Impossible de citer la vingtaine de membres du groupe de travail « Santé planétaire » du CMG. Mais on peut au moins présenter deux profils. Le Dr Jean-Sébastien Cadwallader, généraliste au centre de santé d’Aubervilliers (Seine-Saint-Denis) et enseignant au département de médecine générale de Sorbonne-Université, y est venu par le biais de la recherche. « Je travaille sur l’écriture des recommandations, et j’apporte aussi une lecture un peu globale des fiches, notamment sur leurs références scientifiques », explique-t-il. Son souhait pour l’avenir du groupe ? « Nous ne devons pas uniquement produire des fiches, mais aussi des données scientifiques, par exemple sur l’impact environnemental de la prescription médicamenteuse », confie-t-il.

De son côté, le Dr Loïc Blanchet-Mazuel, généraliste remplaçant installé en région Auvergne-Rhône-Alpes, s’intéresse tout particulièrement à l’alimentation. « J’ai fait ma thèse sur l’alimentation végétarienne, et je suis membre de plusieurs associations comme l’Observatoire national des alimentations végétales, détaille-t-il.
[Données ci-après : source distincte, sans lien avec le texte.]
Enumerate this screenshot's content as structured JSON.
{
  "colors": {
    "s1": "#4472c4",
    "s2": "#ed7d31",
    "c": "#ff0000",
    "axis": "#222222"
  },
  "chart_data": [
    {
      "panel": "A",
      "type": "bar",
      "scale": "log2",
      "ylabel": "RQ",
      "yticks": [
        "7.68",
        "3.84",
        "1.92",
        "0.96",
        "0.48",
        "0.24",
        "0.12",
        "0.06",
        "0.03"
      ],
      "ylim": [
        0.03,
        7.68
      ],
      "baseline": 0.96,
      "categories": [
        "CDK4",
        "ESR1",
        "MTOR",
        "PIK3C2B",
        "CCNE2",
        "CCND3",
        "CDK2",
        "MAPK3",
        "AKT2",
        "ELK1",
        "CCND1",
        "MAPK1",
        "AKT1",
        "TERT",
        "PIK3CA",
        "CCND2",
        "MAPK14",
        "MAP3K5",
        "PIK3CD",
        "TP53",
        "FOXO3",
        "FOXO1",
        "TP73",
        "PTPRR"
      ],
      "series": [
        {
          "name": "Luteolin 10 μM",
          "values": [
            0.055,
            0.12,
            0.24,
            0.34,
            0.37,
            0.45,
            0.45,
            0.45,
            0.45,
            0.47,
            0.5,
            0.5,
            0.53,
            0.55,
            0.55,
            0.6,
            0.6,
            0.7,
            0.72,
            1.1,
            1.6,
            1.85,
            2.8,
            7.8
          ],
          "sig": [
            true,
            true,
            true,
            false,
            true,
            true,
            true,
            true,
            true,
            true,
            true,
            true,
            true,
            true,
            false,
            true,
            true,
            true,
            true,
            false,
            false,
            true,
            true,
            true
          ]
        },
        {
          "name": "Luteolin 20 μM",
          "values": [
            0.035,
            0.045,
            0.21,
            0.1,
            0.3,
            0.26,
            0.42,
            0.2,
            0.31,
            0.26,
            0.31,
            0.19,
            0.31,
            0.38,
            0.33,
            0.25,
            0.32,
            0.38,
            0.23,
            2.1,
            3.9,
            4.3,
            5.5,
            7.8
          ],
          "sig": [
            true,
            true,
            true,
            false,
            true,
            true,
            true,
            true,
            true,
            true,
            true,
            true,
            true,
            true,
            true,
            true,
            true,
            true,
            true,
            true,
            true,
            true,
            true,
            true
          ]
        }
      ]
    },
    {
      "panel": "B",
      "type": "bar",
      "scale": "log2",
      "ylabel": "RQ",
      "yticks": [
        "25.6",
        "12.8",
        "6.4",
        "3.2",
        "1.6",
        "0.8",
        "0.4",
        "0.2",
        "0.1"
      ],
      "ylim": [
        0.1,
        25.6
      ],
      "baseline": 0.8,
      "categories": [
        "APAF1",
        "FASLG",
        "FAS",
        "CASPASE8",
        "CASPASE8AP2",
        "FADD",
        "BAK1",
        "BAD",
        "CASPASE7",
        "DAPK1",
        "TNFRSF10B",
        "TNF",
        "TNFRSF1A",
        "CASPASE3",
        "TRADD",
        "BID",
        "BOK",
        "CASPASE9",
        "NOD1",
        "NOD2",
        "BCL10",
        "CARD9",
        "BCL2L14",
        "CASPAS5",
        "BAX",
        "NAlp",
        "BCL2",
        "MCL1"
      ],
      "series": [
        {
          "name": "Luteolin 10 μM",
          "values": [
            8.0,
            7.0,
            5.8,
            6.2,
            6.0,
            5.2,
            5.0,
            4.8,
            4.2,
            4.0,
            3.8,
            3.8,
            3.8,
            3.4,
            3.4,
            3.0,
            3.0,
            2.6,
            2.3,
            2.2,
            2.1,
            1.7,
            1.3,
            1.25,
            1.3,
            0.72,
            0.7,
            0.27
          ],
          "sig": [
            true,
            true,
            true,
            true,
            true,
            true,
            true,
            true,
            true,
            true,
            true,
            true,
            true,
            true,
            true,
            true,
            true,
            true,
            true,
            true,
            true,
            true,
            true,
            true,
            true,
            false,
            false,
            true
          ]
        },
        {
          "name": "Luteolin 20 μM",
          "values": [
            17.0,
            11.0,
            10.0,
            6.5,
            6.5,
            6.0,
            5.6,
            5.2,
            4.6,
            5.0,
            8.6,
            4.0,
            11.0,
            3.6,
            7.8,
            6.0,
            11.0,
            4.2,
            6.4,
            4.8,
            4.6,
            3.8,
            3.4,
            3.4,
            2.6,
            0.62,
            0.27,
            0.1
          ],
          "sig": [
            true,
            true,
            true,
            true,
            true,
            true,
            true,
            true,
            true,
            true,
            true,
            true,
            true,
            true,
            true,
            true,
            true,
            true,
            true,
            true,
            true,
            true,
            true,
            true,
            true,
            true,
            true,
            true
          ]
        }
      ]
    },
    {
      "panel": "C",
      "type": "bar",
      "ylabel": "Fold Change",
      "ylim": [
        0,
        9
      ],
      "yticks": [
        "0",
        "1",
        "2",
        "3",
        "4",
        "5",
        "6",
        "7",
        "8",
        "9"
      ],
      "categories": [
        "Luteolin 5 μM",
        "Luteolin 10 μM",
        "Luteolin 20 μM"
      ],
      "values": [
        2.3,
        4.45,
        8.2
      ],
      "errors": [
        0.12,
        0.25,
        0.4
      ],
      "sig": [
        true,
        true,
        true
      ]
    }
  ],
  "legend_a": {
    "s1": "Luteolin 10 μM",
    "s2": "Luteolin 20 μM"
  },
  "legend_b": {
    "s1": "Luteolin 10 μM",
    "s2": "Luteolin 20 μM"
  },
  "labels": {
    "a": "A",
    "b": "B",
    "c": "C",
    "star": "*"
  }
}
L’alimentation est un levier très puissant dans le cadre de la transition écologique. » Pour lui, c’est un aspect « que l’on peut introduire dans presque toutes les consultations, et on peut assez facilement parler des cobénéfices : ce qui est bon pour la santé l’est aussi pour la planète ».

Trois questions à Paul Frappé, président du CMG (Collège de médecine générale)

What's up doc : D’un point de vue institutionnel, comment s’est passée la création du groupe de travail « Santé planétaire » ?

Paul Frappé : Au sein du Collège, nous avons la possibilité de lancer un groupe de travail quand une thématique nous tient à cœur. Bien sûr, il y a quelques conditions : les gens ne doivent pas travailler seuls dans leur coin, ils doivent rassembler des membres de différentes structures adhérentes, il faut s’entendre sur les livrables… Et je dois dire que c’est un groupe très vivant et très dynamique.

En quoi la santé planétaire est-elle importante pour le Collège ?

P F. : Beaucoup de généralistes ont intégré ces aspects dans leur vie personnelle, mais on a parfois l’impression que la sphère professionnelle est une autre planète. C’est donc notre rôle de donner des idées sur ce que l’on peut faire aussi en tant que généraliste. Cela va de comment organiser un congrès de manière plus écoresponsable, jusqu’à des outils pour la pratique professionnelle.

Comment voyez-vous le futur de ce groupe ?

P F. : J’aimerais qu’il fasse tache d’huile ! Je voudrais qu’il poursuive sur sa lancée, en continuant à refléter la diversité de l’exercice de la médecine générale. Il doit être force de proposition, et non instance de jugement ou de contrôle de quoi que ce soit.